Thus then, having begun to speak: “O most worthy boy to be trusted
to be a god, either you are a god, you are able to be Cupid,
or you are mortal; who birthed you are blessed,
and happy brother, and fortune having departed,
if the sister to you is something; the wet nurse who gave richness;
but far from the whole [thing], and [I will make you] far happier than those,
if the bride for you is something, if there is someone whom to deem worthy by means of a wedding torch.
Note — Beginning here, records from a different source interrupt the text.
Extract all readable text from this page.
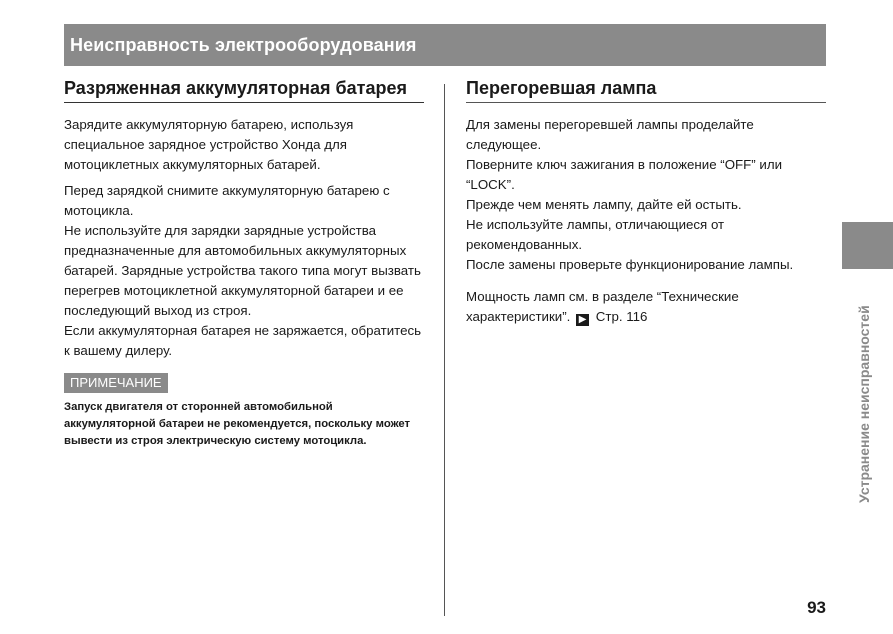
Неисправность электрооборудования
Разряженная аккумуляторная батарея

Зарядите аккумуляторную батарею, используя специальное зарядное устройство Хонда для мотоциклетных аккумуляторных батарей.

Перед зарядкой снимите аккумуляторную батарею с мотоцикла.

Не используйте для зарядки зарядные устройства предназначенные для автомобильных аккумуляторных батарей. Зарядные устройства такого типа могут вызвать перегрев мотоциклетной аккумуляторной батареи и ее последующий выход из строя.

Если аккумуляторная батарея не заряжается, обратитесь к вашему дилеру.

ПРИМЕЧАНИЕ

Запуск двигателя от сторонней автомобильной аккумуляторной батареи не рекомендуется, поскольку может вывести из строя электрическую систему мотоцикла.

Перегоревшая лампа

Для замены перегоревшей лампы проделайте следующее.

Поверните ключ зажигания в положение “OFF” или “LOCK”.

Прежде чем менять лампу, дайте ей остыть.

Не используйте лампы, отличающиеся от рекомендованных.

После замены проверьте функционирование лампы.

Мощность ламп см. в разделе “Технические характеристики”. ▶ Стр. 116	Устранение неисправностей
93
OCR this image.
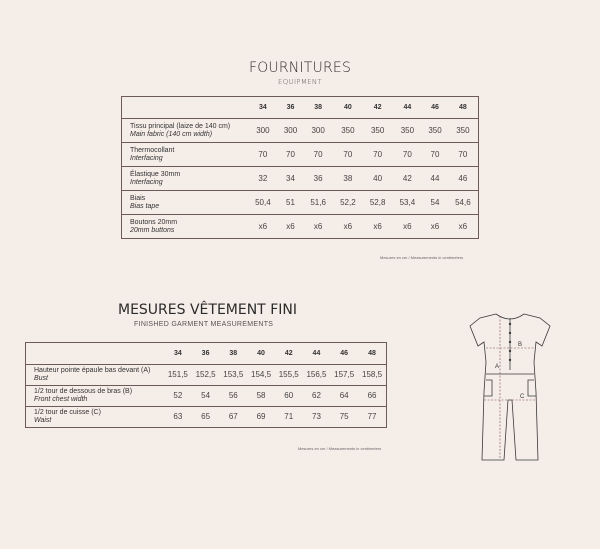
FOURNITURES
EQUIPMENT
	34	36	38	40	42	44	46	48
Tissu principal (laize de 140 cm)
Main fabric (140 cm width)	300	300	300	350	350	350	350	350
Thermocollant
Interfacing	70	70	70	70	70	70	70	70
Élastique 30mm
Interfacing	32	34	36	38	40	42	44	46
Biais
Bias tape	50,4	51	51,6	52,2	52,8	53,4	54	54,6
Boutons 20mm
20mm buttons	x6	x6	x6	x6	x6	x6	x6	x6
Mesures en cm / Measurements in centimeters
MESURES VÊTEMENT FINI
FINISHED GARMENT MEASUREMENTS
	34	36	38	40	42	44	46	48
Hauteur pointe épaule bas devant (A)
Bust	151,5	152,5	153,5	154,5	155,5	156,5	157,5	158,5
1/2 tour de dessous de bras (B)
Front chest width	52	54	56	58	60	62	64	66
1/2 tour de cuisse (C)
Waist	63	65	67	69	71	73	75	77
Mesures en cm / Measurements in centimeters
A
B
C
But if she is something to you, my pleasure would be secret
But if she is nothing, as I would hope, we would go into the same wedding bed.”
From these things, the Naid became quiet. She noticed the red blush of the boy;
for he did not know what is love; but it was even suitable to have blushed.
This color [was like], after the tree with hanging fruits, having been warmed in the sun,
either being colored into ivory white, or into reddening under the white,
with helping brasses [bells] resounding in vain to the moon
at least sisterly kisses [were given] from the begging nymph, carrying
the hands without end and now to the ivory necks
He said, “You stop or I flee and abandon with you these [kisses],”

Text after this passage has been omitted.